During a summit in Madrid, the Western military alliance described a world plunged into a dangerous phase of big-power competition and facing myriad threats, from cyberattacks to climate change.  North Atlantic Treaty Organization heads of state met for the final day of a NATO summit in Madrid on Thursday. (AP Photo/Bernat Armangue)
NATO Secretary-General Jens Stoltenberg said as the summit wrapped up Thursday that member nations agreed on a “fundamental shift in our deterrence and defense” and sent Moscow a clear message that the alliance had a firm line drawn on its eastern frontier.

“We live in a more dangerous world and we live in a more unpredictable world, and we live in a world where we have a hot war going on in Europe,” Stoltenberg said. “At the same time, we also know that this can get worse if this becomes a full scale war between Russia and NATO.”

Stoltenberg continued: “We want to remove any room for miscalculation, misunderstanding in Moscow, about our readiness to protect every inch of NATO territory. That’s NATO’s core responsibility.”

Over their three days of talks in Spain, NATO leaders formally invited Finland and Sweden to join the alliance, after overcoming opposition from Turkey. If the Nordic nations’ accession is approved by the 30 member nations, it will give NATO a new 800-mile (1,300 kilometer) border with Russia.

Russian President Vladimir Putin warned he would respond in kind if the Nordic pair allowed NATO troops and military infrastructure onto their territory. He said Russia would have to “create the same threats for the territory from which threats against us are created.”

Estonian Prime Minister Kaja Kallas said Putin’s threats were “nothing new.”

“Of course, we have to expect some kind of surprises from Putin, but I doubt that he is attacking Sweden or Finland directly,” Kallas said as she arrived at the summit’s conference center venue. “We will see cyberattacks definitely. We will see hybrid attacks, information war is going on. But not the conventional war.”

China accused the alliance of “maliciously attacking and smearing” the country. Its mission to the European Union said NATO “claims that other countries pose challenges, but it is NATO that is creating problems around the world.”

NATO leaders turned their gaze south for a final summit session Thursday focused on Africa’s Sahel region and the Middle East, where political instability — aggravated by climate change and food insecurity sparked by the war in Ukraine — is driving large numbers of migrants toward Europe.

“It is in our interest to continue working with our close partners in the south to fight shared challenges together,” Stoltenberg said.

But it was Russia that dominated the summit. Stoltenberg said Moscow’s invasion of Ukraine had brought “the biggest overhaul of our collective defense since the end of the Cold War.”

The invasion shattered Europe’s peace, and in response NATO has poured troops and weapons into Eastern Europe on a scale unseen in decades. Member nations have given Ukraine billions in military and civilian aid to strengthen its resistance.

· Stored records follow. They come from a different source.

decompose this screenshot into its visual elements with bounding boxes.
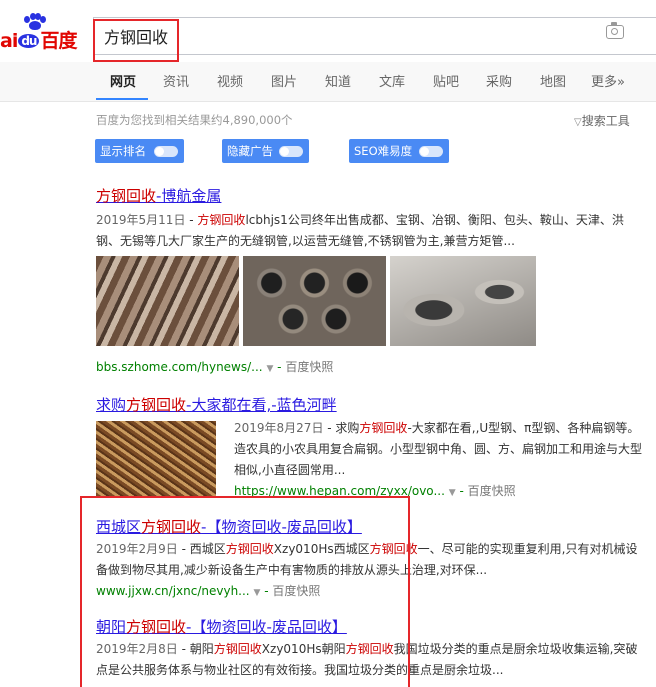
result-snippet: 2019年5月11日 - 方钢回收lcbhjs1公司终年出售成都、宝钢、冶钢、衡… [96, 213, 624, 248]
toggle-switch[interactable] [154, 146, 178, 157]
dropdown-arrow-icon[interactable]: ▼ [266, 364, 273, 374]
tab-wenku[interactable]: 文库 [379, 71, 405, 90]
toggle-switch[interactable] [279, 146, 303, 157]
search-tools-button[interactable]: ▽搜索工具 [574, 112, 630, 129]
cache-link[interactable]: 百度快照 [468, 484, 516, 498]
baidu-logo[interactable]: ai du 百度 [0, 13, 90, 52]
result-image[interactable] [243, 256, 386, 346]
tabs-bar: 网页 资讯 视频 图片 知道 文库 贴吧 采购 地图 更多» [0, 62, 656, 102]
tab-map[interactable]: 地图 [540, 71, 566, 90]
result-snippet: 2019年8月27日 - 求购方钢回收-大家都在看,,U型钢、π型钢、各种扁钢等… [234, 421, 643, 477]
chip-seo-difficulty[interactable]: SEO难易度 [349, 139, 449, 163]
annotation-box-search [93, 19, 179, 62]
camera-icon[interactable] [606, 22, 624, 39]
tab-news[interactable]: 资讯 [163, 71, 189, 90]
chip-show-rank[interactable]: 显示排名 [95, 139, 184, 163]
cache-link[interactable]: 百度快照 [285, 360, 333, 374]
result-title[interactable]: 方钢回收-博航金属 [96, 185, 221, 206]
result-url[interactable]: bbs.szhome.com/hynews/... ▼ - 百度快照 [96, 358, 333, 375]
result-image[interactable] [96, 256, 239, 346]
chip-hide-ads[interactable]: 隐藏广告 [222, 139, 309, 163]
tab-images[interactable]: 图片 [271, 71, 297, 90]
result-stats: 百度为您找到相关结果约4,890,000个 [96, 113, 293, 127]
toggle-switch[interactable] [419, 146, 443, 157]
tab-zhidao[interactable]: 知道 [325, 71, 351, 90]
dropdown-arrow-icon[interactable]: ▼ [449, 488, 456, 498]
tab-caigou[interactable]: 采购 [486, 71, 512, 90]
active-tab-indicator [96, 98, 148, 100]
result-title[interactable]: 求购方钢回收-大家都在看,-蓝色河畔 [96, 394, 337, 415]
tab-tieba[interactable]: 贴吧 [433, 71, 459, 90]
tab-video[interactable]: 视频 [217, 71, 243, 90]
tab-more[interactable]: 更多» [591, 71, 625, 90]
annotation-box-results [80, 496, 410, 687]
tab-web[interactable]: 网页 [110, 71, 136, 90]
result-image[interactable] [96, 421, 216, 496]
filter-icon: ▽ [574, 117, 582, 128]
result-image[interactable] [390, 256, 536, 346]
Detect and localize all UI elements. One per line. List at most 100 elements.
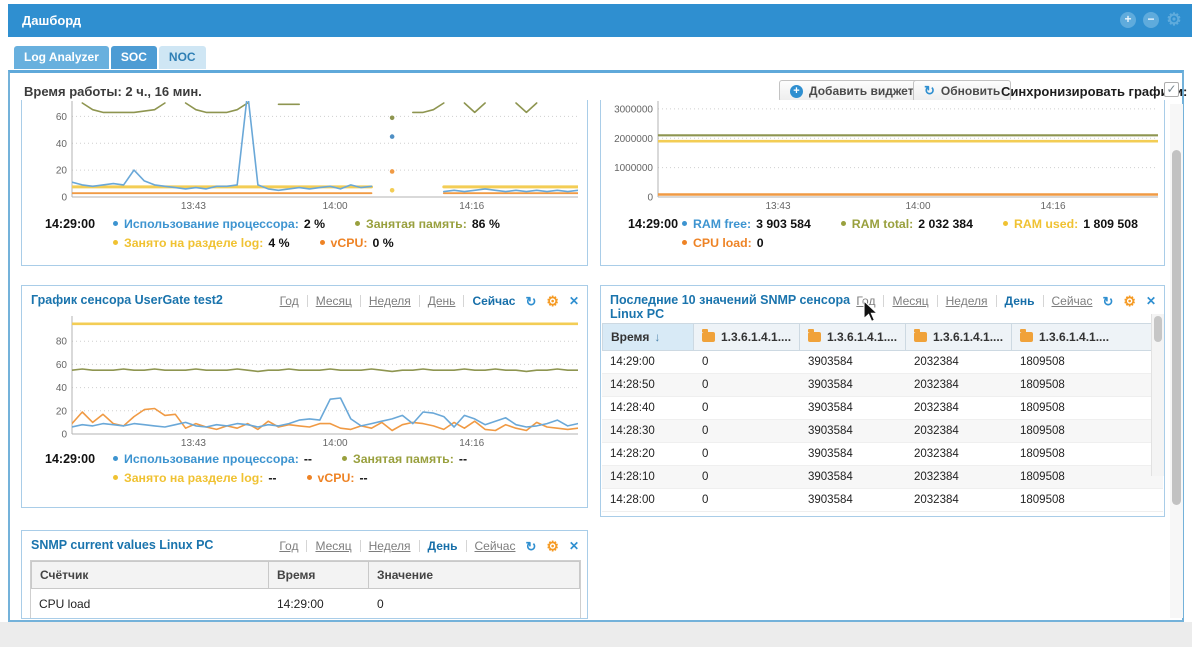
folder-icon <box>808 332 821 342</box>
snmp-last10-table: Время↓1.3.6.1.4.1....1.3.6.1.4.1....1.3.… <box>602 323 1163 515</box>
table-cell: CPU load <box>31 597 269 611</box>
gear-icon[interactable]: ⚙ <box>546 295 559 308</box>
tab-noc[interactable]: NOC <box>159 46 206 69</box>
range-link-4[interactable]: День <box>1005 294 1035 308</box>
legend-item: RAM used:1 809 508 <box>1003 217 1138 231</box>
table-row[interactable]: 14:28:300390358420323841809508 <box>602 420 1163 443</box>
vertical-scrollbar[interactable] <box>1170 104 1183 618</box>
widget-title: SNMP current values Linux PC <box>31 538 213 552</box>
svg-text:14:16: 14:16 <box>459 201 484 211</box>
table-row[interactable]: 14:29:000390358420323841809508 <box>602 351 1163 374</box>
window-title: Дашборд <box>22 4 81 37</box>
column-header-3[interactable]: 1.3.6.1.4.1.... <box>800 323 906 351</box>
legend-time: 14:29:00 <box>628 217 678 231</box>
refresh-icon: ↻ <box>924 83 935 99</box>
refresh-icon[interactable]: ↻ <box>525 540 536 553</box>
close-icon[interactable]: ✕ <box>569 540 579 553</box>
tab-log-analyzer[interactable]: Log Analyzer <box>14 46 109 69</box>
range-link-1[interactable]: Год <box>280 294 299 308</box>
legend-label: vCPU: <box>318 471 355 485</box>
table-cell: 2032384 <box>906 356 1012 368</box>
refresh-icon[interactable]: ↻ <box>525 295 536 308</box>
table-cell: 14:29:00 <box>602 356 694 368</box>
table-cell: 14:28:20 <box>602 448 694 460</box>
range-link-1[interactable]: Год <box>279 539 298 553</box>
legend-dot <box>307 475 312 480</box>
range-link-4[interactable]: День <box>428 294 456 308</box>
scrollbar-thumb[interactable] <box>1172 150 1181 505</box>
range-link-5[interactable]: Сейчас <box>472 294 515 308</box>
table-cell: 2032384 <box>906 379 1012 391</box>
gear-icon[interactable]: ⚙ <box>1123 295 1136 308</box>
table-cell: 3903584 <box>800 425 906 437</box>
range-links: Год Месяц Неделя День Сейчас ↻ ⚙ ✕ <box>280 294 579 308</box>
settings-gear-icon[interactable]: ⚙ <box>1166 12 1182 28</box>
legend-dot <box>682 240 687 245</box>
add-widget-button[interactable]: + Добавить виджет <box>779 80 925 102</box>
legend-dot <box>113 221 118 226</box>
legend-line: CPU load:0 <box>682 233 1168 252</box>
legend-time: 14:29:00 <box>45 452 95 466</box>
range-link-3[interactable]: Неделя <box>369 294 411 308</box>
table-row[interactable]: CPU load14:29:000 <box>31 589 580 619</box>
column-header-2[interactable]: Время <box>269 561 369 589</box>
range-link-3[interactable]: Неделя <box>369 539 411 553</box>
collapse-icon[interactable]: − <box>1143 12 1159 28</box>
legend-line: Занято на разделе log:4 %vCPU:0 % <box>113 233 530 252</box>
gear-icon[interactable]: ⚙ <box>546 540 559 553</box>
tab-soc[interactable]: SOC <box>111 46 157 69</box>
close-icon[interactable]: ✕ <box>569 295 579 308</box>
legend-value: 2 032 384 <box>918 217 973 231</box>
legend-label: RAM used: <box>1014 217 1078 231</box>
range-link-4[interactable]: День <box>428 539 458 553</box>
scrollbar-thumb[interactable] <box>1154 316 1162 342</box>
range-link-3[interactable]: Неделя <box>946 294 988 308</box>
legend-value: 0 % <box>372 236 393 250</box>
column-header-1[interactable]: Счётчик <box>31 561 269 589</box>
widget-header: SNMP current values Linux PC Год Месяц Нед… <box>22 531 587 553</box>
sync-charts-checkbox[interactable]: ✓ <box>1164 82 1179 97</box>
legend-value: -- <box>268 471 276 485</box>
table-row[interactable]: 14:28:200390358420323841809508 <box>602 443 1163 466</box>
close-icon[interactable]: ✕ <box>1146 295 1156 308</box>
separator <box>463 295 464 307</box>
table-row[interactable]: 14:28:400390358420323841809508 <box>602 397 1163 420</box>
table-row[interactable]: 14:28:000390358420323841809508 <box>602 489 1163 512</box>
legend-dot <box>841 221 846 226</box>
column-header-2[interactable]: 1.3.6.1.4.1.... <box>694 323 800 351</box>
legend-item: Занято на разделе log:4 % <box>113 236 290 250</box>
range-link-2[interactable]: Месяц <box>315 539 351 553</box>
legend-value: 4 % <box>268 236 289 250</box>
page-background <box>0 622 1192 647</box>
svg-text:13:43: 13:43 <box>181 438 206 448</box>
legend-item: Занятая память:86 % <box>355 217 500 231</box>
column-header-3[interactable]: Значение <box>369 561 580 589</box>
table-cell: 14:28:10 <box>602 471 694 483</box>
sort-desc-icon: ↓ <box>654 330 660 344</box>
table-row[interactable]: 14:28:500390358420323841809508 <box>602 374 1163 397</box>
column-header-1[interactable]: Время↓ <box>602 323 694 351</box>
refresh-icon[interactable]: ↻ <box>1102 295 1113 308</box>
add-dashboard-icon[interactable]: + <box>1120 12 1136 28</box>
legend-item: CPU load:0 <box>682 236 764 250</box>
widget-header: Последние 10 значений SNMP сенсора Linux… <box>601 286 1164 321</box>
table-cell: 2032384 <box>906 448 1012 460</box>
column-header-5[interactable]: 1.3.6.1.4.1.... <box>1012 323 1153 351</box>
column-header-4[interactable]: 1.3.6.1.4.1.... <box>906 323 1012 351</box>
table-cell: 1809508 <box>1012 356 1153 368</box>
range-link-2[interactable]: Месяц <box>892 294 928 308</box>
table-row[interactable]: 14:28:100390358420323841809508 <box>602 466 1163 489</box>
legend-value: 86 % <box>472 217 500 231</box>
separator <box>937 295 938 307</box>
svg-text:80: 80 <box>56 337 68 348</box>
legend-value: 0 <box>757 236 764 250</box>
table-cell: 1809508 <box>1012 379 1153 391</box>
range-link-5[interactable]: Сейчас <box>475 539 516 553</box>
table-cell: 1809508 <box>1012 471 1153 483</box>
mouse-cursor <box>862 300 882 324</box>
legend-value: -- <box>304 452 312 466</box>
range-link-5[interactable]: Сейчас <box>1052 294 1093 308</box>
range-link-2[interactable]: Месяц <box>316 294 352 308</box>
table-scrollbar[interactable] <box>1151 314 1164 476</box>
refresh-button[interactable]: ↻ Обновить <box>913 80 1011 102</box>
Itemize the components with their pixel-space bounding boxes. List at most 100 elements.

Ukrainian President Volodymyr Zelenskyy, who addressed the summit by video link, asked for more. He urged NATO to send modern artillery systems and other weapons and warned the leaders they either had to provide Kyiv with the help it needed or “face a delayed war between Russia and yourself.”

“The question is, who’s next? Moldova? Or the Baltics? Or Poland? The answer is: all of them,” he said.

At the summit, NATO leaders agreed to dramatically scale up military force along the alliance’s eastern flank, where countries from Romania to the Baltic states worry about Russia’s future plans.